Quando trabalhou como promotora num evento em São Paulo, a jornalista Simone Grazielle, 30 anos, chegou a ouvir mais de uma vez, de mais de um homem: “Quanto você cobra?”. Vestia short e bota e tinha caprichado na maquiagem. Ela, no entanto, não ficou chocada – como usa frequentemente roupa curta e decote, inclusive na produtora onde trabalha, está acostumada a esse tipo de abordagem. “Se a mulher é muito exuberante, os homens acham que ela é puta”, resume Simone.

Assim como ela, outras mulheres que não se vestem de maneira sensual com o intuito de atrair a atenção da ala masculina – e sim porque gostam – têm de escutar cantadas desrespeitosas e acabam sendo rotuladas, entre outros insultos, de “vaca” e “vadia”. Em casos extremos, são agredidas fisicamente e vítimas de abuso sexual . A justificativa para muitos dos casos de violência física ou moral continua sendo a de que a mulher não deveria sair por aí exibindo o corpo. Ou seja: a culpa é dela.


E esse assunto, que parece bobo (mas não é) acaba de entrar na ordem do dia. Mulheres do mundo inteiro se rebelaram contra as agressões morais e físicas e organizaram a Marcha das Vadias (ou Slut Walk) em dezenas de cidades, como São Paulo, Nova York e Londres. Nessas passeatas, saíram às ruas com roupas provocantes e carregando cartazes com frases como: “Eu me visto para mim, não para você”.





Esse sentimento de culpa existe porque durante muito tempo o estupro era “justificável” se a mulher usasse roupas que atiçassem a libido masculina. “Até que o movimento feminista mostrou que crianças, freiras de hábitos e mulheres idosas com roupas convencionais também eram estupradas”, explica a socióloga Eva Blay, integrante do Nemge (Núcleo de Estudos da Mulher e Relações Sociais de Gênero), da USP.

Foi a declaração de um policial numa universidade de Toronto, no Canadá, seguindo esta linha de raciocínio, que causou revolta e inspirou a criação da Marcha das Vadias, na mesma cidade, em abril passado. Ele afirmou que as estudantes deveriam evitar “se vestir como vagabundas” se não quisessem se tornar alvo de estupros.


No Brasil, o movimento passou por capitais como Brasília e Recife. E insurgiu contra personalidades como Rafinha Bastos, do programa CQC, que afirmou à revista Rolling Stone: “Toda mulher que vejo na rua reclamando que foi estuprada é feia pra caralho; tá reclamando do quê? Deveria dar graças a Deus”. Também foi lembrado na marcha o caso Geisy Arruda – a garota que foi alvo de agressões verbais na Uniban, em 2009, por comparecer às aulas usando um vestido curto e justo. Acabou sendo expulsa da instituição por “desrespeitar princípios éticos, a dignidade acadêmica e a moralidade”.

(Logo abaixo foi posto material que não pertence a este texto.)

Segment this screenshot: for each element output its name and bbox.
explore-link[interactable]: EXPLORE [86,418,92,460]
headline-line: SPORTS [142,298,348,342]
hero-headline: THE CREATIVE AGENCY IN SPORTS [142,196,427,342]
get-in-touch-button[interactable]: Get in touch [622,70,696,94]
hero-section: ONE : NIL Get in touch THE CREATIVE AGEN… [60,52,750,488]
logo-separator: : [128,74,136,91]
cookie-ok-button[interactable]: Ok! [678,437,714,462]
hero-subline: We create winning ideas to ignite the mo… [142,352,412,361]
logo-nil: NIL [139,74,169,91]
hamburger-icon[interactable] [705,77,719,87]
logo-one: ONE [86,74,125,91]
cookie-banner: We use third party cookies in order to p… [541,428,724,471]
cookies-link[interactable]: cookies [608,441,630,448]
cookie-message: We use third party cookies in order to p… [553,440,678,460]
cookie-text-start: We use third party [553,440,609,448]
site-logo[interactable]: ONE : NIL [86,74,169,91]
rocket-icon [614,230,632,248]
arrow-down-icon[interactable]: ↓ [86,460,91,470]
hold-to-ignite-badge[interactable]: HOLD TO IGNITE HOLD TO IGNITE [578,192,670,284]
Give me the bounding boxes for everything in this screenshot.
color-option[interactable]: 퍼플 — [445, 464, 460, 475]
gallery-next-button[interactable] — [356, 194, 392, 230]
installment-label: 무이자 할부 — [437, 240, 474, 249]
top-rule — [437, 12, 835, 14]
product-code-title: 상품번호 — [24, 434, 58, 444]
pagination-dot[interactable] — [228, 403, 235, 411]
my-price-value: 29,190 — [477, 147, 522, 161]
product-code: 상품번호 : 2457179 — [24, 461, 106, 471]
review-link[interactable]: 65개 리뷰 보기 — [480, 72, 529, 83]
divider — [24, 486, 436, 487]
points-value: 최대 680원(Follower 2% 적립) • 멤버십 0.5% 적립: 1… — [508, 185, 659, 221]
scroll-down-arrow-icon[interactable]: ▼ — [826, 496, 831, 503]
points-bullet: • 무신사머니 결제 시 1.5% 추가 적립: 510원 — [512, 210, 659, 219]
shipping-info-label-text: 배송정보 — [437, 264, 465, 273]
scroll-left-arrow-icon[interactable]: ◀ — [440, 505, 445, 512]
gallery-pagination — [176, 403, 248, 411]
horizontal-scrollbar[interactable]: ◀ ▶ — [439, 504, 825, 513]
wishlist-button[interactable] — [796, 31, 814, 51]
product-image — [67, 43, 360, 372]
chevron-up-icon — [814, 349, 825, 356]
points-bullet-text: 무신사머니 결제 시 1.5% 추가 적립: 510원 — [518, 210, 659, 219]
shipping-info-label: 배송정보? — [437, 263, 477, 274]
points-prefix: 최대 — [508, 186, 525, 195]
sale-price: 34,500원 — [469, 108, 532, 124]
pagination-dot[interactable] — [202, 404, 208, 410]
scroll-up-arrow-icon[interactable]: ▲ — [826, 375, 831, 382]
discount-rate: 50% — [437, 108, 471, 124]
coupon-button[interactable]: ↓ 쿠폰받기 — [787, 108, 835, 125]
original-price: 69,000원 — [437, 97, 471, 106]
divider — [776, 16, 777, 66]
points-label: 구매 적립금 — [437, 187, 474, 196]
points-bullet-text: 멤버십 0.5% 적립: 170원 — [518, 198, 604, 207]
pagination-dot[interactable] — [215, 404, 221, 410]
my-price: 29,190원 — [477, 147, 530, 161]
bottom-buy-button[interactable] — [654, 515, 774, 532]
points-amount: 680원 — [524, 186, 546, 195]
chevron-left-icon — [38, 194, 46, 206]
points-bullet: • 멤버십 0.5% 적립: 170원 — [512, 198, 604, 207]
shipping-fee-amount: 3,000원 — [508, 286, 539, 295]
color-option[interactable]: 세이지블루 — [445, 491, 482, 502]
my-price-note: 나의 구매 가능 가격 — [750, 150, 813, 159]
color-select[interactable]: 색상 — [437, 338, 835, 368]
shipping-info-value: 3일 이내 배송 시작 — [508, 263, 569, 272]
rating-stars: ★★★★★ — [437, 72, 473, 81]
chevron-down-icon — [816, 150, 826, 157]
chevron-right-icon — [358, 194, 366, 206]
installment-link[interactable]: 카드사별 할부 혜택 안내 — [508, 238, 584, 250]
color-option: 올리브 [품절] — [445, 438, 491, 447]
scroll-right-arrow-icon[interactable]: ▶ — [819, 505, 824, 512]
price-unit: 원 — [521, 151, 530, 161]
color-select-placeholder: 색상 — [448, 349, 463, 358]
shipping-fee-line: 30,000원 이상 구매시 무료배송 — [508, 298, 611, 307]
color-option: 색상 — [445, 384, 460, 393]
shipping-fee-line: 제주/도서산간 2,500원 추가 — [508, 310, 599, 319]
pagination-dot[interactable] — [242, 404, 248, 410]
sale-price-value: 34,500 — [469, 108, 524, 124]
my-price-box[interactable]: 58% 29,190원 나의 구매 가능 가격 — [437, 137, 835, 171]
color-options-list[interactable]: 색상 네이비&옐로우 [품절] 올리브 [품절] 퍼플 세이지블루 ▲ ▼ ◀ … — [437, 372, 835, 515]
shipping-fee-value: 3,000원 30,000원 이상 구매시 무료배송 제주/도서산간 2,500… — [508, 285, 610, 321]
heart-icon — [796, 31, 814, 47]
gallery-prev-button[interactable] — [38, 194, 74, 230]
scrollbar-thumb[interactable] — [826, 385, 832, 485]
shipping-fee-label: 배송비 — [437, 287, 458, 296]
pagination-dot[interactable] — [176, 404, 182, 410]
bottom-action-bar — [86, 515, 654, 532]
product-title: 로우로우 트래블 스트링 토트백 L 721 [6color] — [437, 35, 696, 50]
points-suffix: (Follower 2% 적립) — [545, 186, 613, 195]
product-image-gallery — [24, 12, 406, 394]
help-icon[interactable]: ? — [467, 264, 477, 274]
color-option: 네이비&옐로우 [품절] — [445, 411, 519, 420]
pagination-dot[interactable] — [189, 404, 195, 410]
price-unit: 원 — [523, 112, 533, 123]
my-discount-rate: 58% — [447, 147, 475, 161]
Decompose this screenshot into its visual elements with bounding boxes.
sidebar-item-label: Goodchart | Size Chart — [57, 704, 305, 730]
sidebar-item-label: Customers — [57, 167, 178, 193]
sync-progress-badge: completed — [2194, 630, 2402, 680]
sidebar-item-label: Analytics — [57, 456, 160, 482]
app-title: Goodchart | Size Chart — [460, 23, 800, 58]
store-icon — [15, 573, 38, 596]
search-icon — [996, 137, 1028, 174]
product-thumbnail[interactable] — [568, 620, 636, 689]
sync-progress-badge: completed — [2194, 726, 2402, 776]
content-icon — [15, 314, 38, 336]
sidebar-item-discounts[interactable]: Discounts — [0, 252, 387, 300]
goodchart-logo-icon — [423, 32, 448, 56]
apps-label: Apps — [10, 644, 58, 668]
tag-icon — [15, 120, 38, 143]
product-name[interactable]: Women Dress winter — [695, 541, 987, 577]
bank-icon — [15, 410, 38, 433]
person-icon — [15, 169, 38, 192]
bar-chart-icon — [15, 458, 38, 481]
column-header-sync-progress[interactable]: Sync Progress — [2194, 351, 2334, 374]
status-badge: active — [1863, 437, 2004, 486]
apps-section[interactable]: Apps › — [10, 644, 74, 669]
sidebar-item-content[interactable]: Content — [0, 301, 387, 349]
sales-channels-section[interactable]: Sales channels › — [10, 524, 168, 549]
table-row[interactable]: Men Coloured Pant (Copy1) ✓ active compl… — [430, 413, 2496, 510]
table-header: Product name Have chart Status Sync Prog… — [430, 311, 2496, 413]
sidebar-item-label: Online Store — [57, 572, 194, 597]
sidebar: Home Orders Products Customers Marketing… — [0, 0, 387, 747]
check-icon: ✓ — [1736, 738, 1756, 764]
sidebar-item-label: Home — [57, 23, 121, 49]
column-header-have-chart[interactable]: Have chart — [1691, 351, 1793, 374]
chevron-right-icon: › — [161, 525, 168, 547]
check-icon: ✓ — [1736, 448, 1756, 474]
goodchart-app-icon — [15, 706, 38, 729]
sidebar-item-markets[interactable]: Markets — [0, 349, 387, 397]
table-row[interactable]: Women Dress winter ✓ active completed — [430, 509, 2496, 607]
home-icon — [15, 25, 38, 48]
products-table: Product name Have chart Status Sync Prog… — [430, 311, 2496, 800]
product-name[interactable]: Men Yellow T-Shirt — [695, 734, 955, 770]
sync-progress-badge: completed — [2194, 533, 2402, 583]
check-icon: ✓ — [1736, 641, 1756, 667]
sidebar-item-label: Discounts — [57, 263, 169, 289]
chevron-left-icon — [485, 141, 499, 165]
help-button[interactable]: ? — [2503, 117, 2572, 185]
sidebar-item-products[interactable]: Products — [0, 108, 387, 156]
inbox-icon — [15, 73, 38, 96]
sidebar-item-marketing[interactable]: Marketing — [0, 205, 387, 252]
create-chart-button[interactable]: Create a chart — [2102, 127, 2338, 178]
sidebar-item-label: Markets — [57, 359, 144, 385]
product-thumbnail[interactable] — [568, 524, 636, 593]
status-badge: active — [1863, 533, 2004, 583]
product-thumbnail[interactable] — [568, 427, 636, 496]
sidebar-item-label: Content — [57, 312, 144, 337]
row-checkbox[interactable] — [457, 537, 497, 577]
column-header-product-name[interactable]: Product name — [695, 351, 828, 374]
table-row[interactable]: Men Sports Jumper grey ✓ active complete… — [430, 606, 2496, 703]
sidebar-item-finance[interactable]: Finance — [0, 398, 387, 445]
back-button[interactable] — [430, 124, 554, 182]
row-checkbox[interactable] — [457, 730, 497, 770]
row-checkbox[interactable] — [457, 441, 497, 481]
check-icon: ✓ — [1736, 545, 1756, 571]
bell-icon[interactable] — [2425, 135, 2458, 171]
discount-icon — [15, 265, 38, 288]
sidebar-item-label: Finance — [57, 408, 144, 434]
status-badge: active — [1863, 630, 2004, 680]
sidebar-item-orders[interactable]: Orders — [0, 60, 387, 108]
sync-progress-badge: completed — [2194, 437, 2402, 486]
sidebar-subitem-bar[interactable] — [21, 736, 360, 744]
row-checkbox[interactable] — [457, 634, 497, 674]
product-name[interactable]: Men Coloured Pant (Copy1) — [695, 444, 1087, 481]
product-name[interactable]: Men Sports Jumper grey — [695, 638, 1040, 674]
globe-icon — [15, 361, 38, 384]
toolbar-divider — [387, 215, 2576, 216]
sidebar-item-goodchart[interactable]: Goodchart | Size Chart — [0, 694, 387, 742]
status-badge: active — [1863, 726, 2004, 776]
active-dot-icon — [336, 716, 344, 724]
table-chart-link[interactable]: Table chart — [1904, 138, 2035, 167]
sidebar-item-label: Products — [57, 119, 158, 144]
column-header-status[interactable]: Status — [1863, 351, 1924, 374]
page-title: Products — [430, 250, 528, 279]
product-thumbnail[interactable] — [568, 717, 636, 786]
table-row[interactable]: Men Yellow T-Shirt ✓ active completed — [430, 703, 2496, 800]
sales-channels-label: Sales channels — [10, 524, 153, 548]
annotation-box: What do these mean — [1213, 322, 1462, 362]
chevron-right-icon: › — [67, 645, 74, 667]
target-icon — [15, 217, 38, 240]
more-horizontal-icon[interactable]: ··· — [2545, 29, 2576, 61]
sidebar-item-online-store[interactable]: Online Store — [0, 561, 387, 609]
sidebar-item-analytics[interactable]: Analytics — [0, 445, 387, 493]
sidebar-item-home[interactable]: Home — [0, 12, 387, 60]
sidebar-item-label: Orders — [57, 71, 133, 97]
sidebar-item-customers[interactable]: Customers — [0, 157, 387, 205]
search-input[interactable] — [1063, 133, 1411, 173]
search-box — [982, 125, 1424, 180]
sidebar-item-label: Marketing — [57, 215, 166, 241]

As frases expostas em cartazes na Marcha das Vadias, em São Paulo, inspiraram um texto do colunista da Folha de S.Paulo Marcelo Coelho, que se mostrou especialmente tocado por uma delas: Acredite ou não, minha saia curta não tem NADA a ver com você. A respeito disso, refletiu: “‘Se elas se vestem assim, como é que não querem que eu me interesse?’. Mas a ficha, ao cair, deu sua resposta a essa questão. Há muitas razões, fiquei pensando, para uma mulher usar uma minissaia espetacular. (…) Acontece que o ‘machão’, ou, arriscome a dizer, a maioria dos homens, sentese pessoalmente interpelado pela minissaia da mulher belíssima. ‘É comigo’, pensa ele. ‘Afinal, não sou o centro do mundo?’”.

A impressão é de que a sexualidade da mulher não a pertence até o momento em que ela decide, finalmente, se apropriar dela.

É na infância que a mulher geralmente tem o primeiro contato com agressões verbais, em rótulos dados por colegas da escola, como “piranha”. E não só por consequência das roupas. Mas também por beijar mais de um menino da turma – porém ao se negar a ficar com algum é provável que também seja xingada. Caso não vivencie situações como essas quando criança, durante a adolescência essas questões se renovam e ganham força. “Será que se eu transar no primeiro encontro ele vai me achar uma ‘vadia’? E se eu vestir uma calcinha fio dental, ele vai pensar que sou dada?” 

E é o que Simone Grazielle faz na prática. Ela respondia o seguinte aos homens que a abordavam no tal evento, supondo que fazia programas: “Terei de recusar seu convite porque só estou aqui para conseguir pagar minha faculdade. Minha roupa é curta, mas isso é só um detalhe. Isso não diz o que eu sou, quero e tenho, não expressa meus valores nem mede a minha inteligência”.